Tuesday’s school shooting in southern Maryland that left the shooter dead and two students wounded increasingly appears to be the action of a lovesick teenager.
Authorities on Wednesday released a few additional details into the shooting at Great Mills High School in St. Mary’s County.
Austin Rollins, 17, was killed after shooting a schoolmate, 16-year-old Jaelynn Willey. A school resource officer got there within a minute and fired a shot at Willey, but it’s not yet clear whether Rollins was killed by the officer’s bullet or took his own life.
A 14-year-old boy who was shot in the thigh during the encounter was released Wednesday from a hospital.
The St. Mary’s County Sheriff’s Office said Wednesday that Rollins and the girl had been in a relationship that recently ended. Authorities had previously only said that the two had had a relationship of some sorts.
“All indications suggest the shooting was not a random act of violence,” police said in a statement.
St. Mary’s County Sheriff Tim Cameron said earlier that a precise determination of Rollins’ motive may be impossible now that he is dead.
The girl, Jaelynn Willey, was still fighting for her life at the University of Maryland Prince George’s Hospital Center. A fundraising page to help Willey’s family has raised more than $54,000.
Hospital spokesman Michael Schwartzberg said in an email Wednesday night that she remained in critical condition.
Attempts to reach Rollins’ family were unsuccessful.
A day after the eruption of gun violence in one of the sleepy community’s schools, the few residents who ventured out amid a snowstorm blanketing the East Coast praised the school resource officer who responded, Deputy First Class Blaine Gaskill.
“He did a very, very good job,” said Sharon Eglinton, manager of a cafe in nearby Leonardtown.
Eglinton, herself a Great Mills alumna, noted that Rollins, was by all accounts a good student who had not shown any warning signs. She said she thinks the best way to prevent future school shootings is to install metal detectors at schools.

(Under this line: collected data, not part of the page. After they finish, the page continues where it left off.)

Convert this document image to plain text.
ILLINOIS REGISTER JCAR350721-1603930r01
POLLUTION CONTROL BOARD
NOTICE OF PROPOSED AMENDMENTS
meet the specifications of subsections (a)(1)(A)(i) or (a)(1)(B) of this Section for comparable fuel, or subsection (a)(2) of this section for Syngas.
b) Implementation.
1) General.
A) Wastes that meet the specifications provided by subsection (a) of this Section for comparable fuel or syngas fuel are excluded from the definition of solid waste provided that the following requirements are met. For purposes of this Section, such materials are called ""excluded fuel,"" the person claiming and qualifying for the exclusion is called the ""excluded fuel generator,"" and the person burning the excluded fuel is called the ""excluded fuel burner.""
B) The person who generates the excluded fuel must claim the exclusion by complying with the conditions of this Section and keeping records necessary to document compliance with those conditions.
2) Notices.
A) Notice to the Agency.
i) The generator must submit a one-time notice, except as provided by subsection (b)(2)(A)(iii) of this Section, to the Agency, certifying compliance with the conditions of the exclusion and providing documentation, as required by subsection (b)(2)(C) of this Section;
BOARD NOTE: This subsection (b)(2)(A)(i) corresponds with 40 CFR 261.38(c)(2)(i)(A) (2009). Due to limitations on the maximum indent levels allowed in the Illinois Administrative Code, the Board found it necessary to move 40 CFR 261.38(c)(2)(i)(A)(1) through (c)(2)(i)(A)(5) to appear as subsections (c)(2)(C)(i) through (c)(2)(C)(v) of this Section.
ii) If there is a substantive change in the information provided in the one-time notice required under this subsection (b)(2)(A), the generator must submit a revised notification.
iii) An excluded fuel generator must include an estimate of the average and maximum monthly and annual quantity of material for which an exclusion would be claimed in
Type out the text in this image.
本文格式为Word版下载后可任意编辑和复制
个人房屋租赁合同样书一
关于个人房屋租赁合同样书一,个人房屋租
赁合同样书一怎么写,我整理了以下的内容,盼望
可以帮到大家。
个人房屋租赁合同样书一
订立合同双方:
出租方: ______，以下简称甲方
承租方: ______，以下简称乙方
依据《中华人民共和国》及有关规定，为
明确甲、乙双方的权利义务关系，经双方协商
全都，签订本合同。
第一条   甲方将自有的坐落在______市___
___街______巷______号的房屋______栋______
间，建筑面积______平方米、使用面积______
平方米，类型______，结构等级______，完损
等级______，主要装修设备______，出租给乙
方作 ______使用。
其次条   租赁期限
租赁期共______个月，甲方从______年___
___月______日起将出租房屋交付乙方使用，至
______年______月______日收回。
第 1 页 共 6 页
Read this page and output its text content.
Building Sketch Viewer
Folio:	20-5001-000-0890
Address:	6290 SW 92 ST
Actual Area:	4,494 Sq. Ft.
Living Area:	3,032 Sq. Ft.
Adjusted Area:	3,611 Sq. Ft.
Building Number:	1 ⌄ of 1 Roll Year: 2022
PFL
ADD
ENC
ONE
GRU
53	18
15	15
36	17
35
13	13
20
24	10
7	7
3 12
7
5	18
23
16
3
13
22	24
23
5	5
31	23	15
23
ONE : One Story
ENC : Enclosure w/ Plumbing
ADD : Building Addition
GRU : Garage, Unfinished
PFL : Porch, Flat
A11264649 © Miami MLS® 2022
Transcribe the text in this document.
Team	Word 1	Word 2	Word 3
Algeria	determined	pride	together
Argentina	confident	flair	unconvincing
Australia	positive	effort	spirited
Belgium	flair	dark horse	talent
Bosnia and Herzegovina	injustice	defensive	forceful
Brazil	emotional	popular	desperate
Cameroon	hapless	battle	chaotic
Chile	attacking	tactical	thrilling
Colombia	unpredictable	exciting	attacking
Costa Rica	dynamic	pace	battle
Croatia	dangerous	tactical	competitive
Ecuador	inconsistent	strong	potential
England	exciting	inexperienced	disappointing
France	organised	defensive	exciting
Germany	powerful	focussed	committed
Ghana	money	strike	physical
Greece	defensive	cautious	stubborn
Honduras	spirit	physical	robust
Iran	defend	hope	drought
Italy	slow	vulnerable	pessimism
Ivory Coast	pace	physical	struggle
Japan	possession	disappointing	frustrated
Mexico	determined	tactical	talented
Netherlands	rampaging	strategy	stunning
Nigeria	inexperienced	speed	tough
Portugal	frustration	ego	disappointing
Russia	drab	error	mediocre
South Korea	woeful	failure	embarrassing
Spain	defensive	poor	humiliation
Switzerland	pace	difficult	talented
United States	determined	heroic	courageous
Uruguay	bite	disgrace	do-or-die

“I have no problem paying for it,” she said. “If you can protect people getting on a plane with metal detectors, you can protect people in schools.”
While investigators are still determining whether Rollins took his own life or was killed by the officer’s bullet, Cameron credited Gaskill with preventing any more loss of life.
Cameron said Gaskill, a six-year veteran with SWAT team training, responded within a minute and fired his weapon simultaneously with a final shot fired by Rollins. The officer was unharmed.
Gaskill was praised a couple of years ago for his handling of a confrontation with an armed suspect.
A Maryland man was charged in 2016 after he was accused of confronting Gaskill with a gun at an apartment in an incident captured on body camera video. Gaskill can be heard in the video giving several commands to drop the gun before the man eventually complies.
The Enterprise, a local newspaper, reports Cameron said at the time that Gaskill had “used exemplary judgment.”
On Wednesday, authorities said the Glock handgun used in the shooting was legally owned by Rollins’ father. In Maryland it is illegal for anyone under age 21 to possess a handgun unless it is required for their employment.
People who knew Rollins were trying to make some kind of sense of Tuesday’s hometown horror.
“Never in a million years could I have imagined he would do something like this,” said Adlai Traver, 18, who attended Great Mills and knew all three kids involved in the shooting. He recalled playing cards with Rollins during band class when the fellow percussionists had a little down time during class. “I was in the car when I heard it was him. I pulled over and almost puked.”